Cinema

Detroit ai tempi della crisi. Tra vampiri, cinema e green economy

– E questo è il famoso Teatro Michigan. L’hanno costruito negli anni ’20. Un’enorme somma di denaro. Per ironia è stato eretto nello stesso identico posto dove Henry Ford costruì il suo primo prototipo. Aveva più di 4000 posti.
– È fantastico. Per cosa? Concerti
– Concerti e film. Riesci a immaginartelo? Gli specchi riflettevano i candelabri… E ora… Un parcheggio

È lo scambio tra i vampirici Tom Hiddleton e Tilda Swinton in una delle sequenze più crepuscolari ambientate nella Detroit in semi abbandono di Solo gli amanti sopravvivono. La visione estremamente originale contenuta nel nuovo film di Jim Jarmusch muove i due innamorati immortali Eve e Adam tra il Marocco e un’attuale Detroit, in un affresco postindustriale minimalista quanto apparentemente futuristico, per via della desolazione del tutto inusuale per una grande metropoli americana.
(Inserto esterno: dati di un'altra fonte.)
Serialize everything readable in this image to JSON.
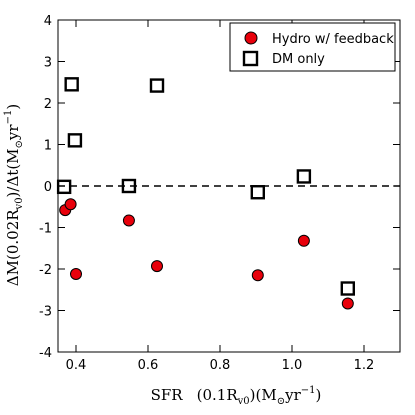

Sono lontani i tempi sbruffoni e trafficati di Eddie Murphy in Beverly Hills Cop quando con la sua cabriolet partiva da Motor City verso L.A. Negli anni ottanta, per gran parte del secolo scorso e fino alla crisi di pochi anni fa Detroit era la capitale industriale mondiale con General Motors, Chrysler e Packard Bell alla testa di un impero d’acciaio. Produzioni in gran parte trasferite all’estero insieme a molte altre per la sanguinosa battaglia globale sui costi del lavoro. E il sangue Jarmusch lo tratta con la sua solita ironia e inedita non violenza, fino alla negazione stessa dell’omicidio a morsi nutritivi.

Ridotta a un terzo dei suoi abitanti per la migrazione in massa della classe operaia che occupava buona parte delle quasi 80 mila miglia quadrate di territorio cittadino in villette e giardini, l’ex Città dei Motori è ridotta a un centro di grattacieli con alcuni spazi sfitti circondato da chilometri di verde spettrale e case basse, diverse delle quali abbandonate tra le sterpaglie. Chissà se gli sceneggiatori del primo Robocop, ambientato nella stessa città del Michigan, nell’87 avevano vagamente immaginato questa reale decadenza urbana. Sicuramente pensarono a rappresentarne futuristicamente la violenza repressiva e cibernetica del crimine strabordante.
Mentre nel remake del 2014, in piena sofferenza, Detroit ha prestato il suo skyline ritoccato ai computer, con il famoso grattacielo con la GM di General Motors, il Renaissance Center virtualmente vicino alla torre della OmniCorp, dove viene creato il poliziotto robot. E un pensiero di futuristico disfacimento avrà ispirato anche lo stesso Luc Besson per aver ambientato proprio qui lo script di Brick Mansions, l’ultimo adrenalinico action movie con il divo scomparso sei mesi fa Paul Walker. Remake anche questo, importato però da una Parigi tutt’altro che romantica in una metropoli americana di cemento e mura più alte di quelle di Gaza. Un film fatto di parkour (l’arte urbana di saltare ostacoli utilizzando il corpo come fosse quello di un gatto) e botte da orbi contro un fantapoliziesco tutto high tech e armi da fuoco sono le due pellicole che in questa stagione hanno preceduto Jarmusch e i suoi sardonici vampiri.

È curioso a volte come il cinema metta insieme certi elementi intorno a un humus urbano in grande cambiamento. Il regista dai capelli bianchi alla Elvis lo fa con la malinconia sempiterna dei due amanti dai tempi dilatati, lungo quelle strade desolate dalla fuga per la chiusura delle fabbriche. E ancora più curiosa è la realtà, e i modi che sceglie per lavorare il suo humus. È infatti la lavorazione della terra che a sorpresa, negli ultimi anni, sta tornando a dare speranza alla ex Motor City. Con i prezzi delle case ormai diroccate scesi nel 2008 a quelli di una nostra minicar, la Hantz Farm, compagnia di rivalutazione agricola, sta acquistando e risistemando acri in abbandono con il progetto della destinazione a spazi comuni e coltivazioni. Da Facebook si può leggere che soltanto pochi giorni fa hanno piantato 15 mila alberi per un parco, e i lavori continuano con la cooperazione volontaria degli abitanti, che sono tornati a socializzare dopo anni di buio e rifiuti ingombranti nel verde incolto.

Un piccolo miracolo con l’ambizione di fare di Detroit la prima metropoli autosufficiente a livello alimentare, o comunque organizzata in un sistema di fattorie di periferia. E le iniziative di privati per l’attivazione di piccoli business non mancano. Dopo crisi di vampiri cinematografici e non, cyborg e parkour, si riparte da zero verso un sogno green.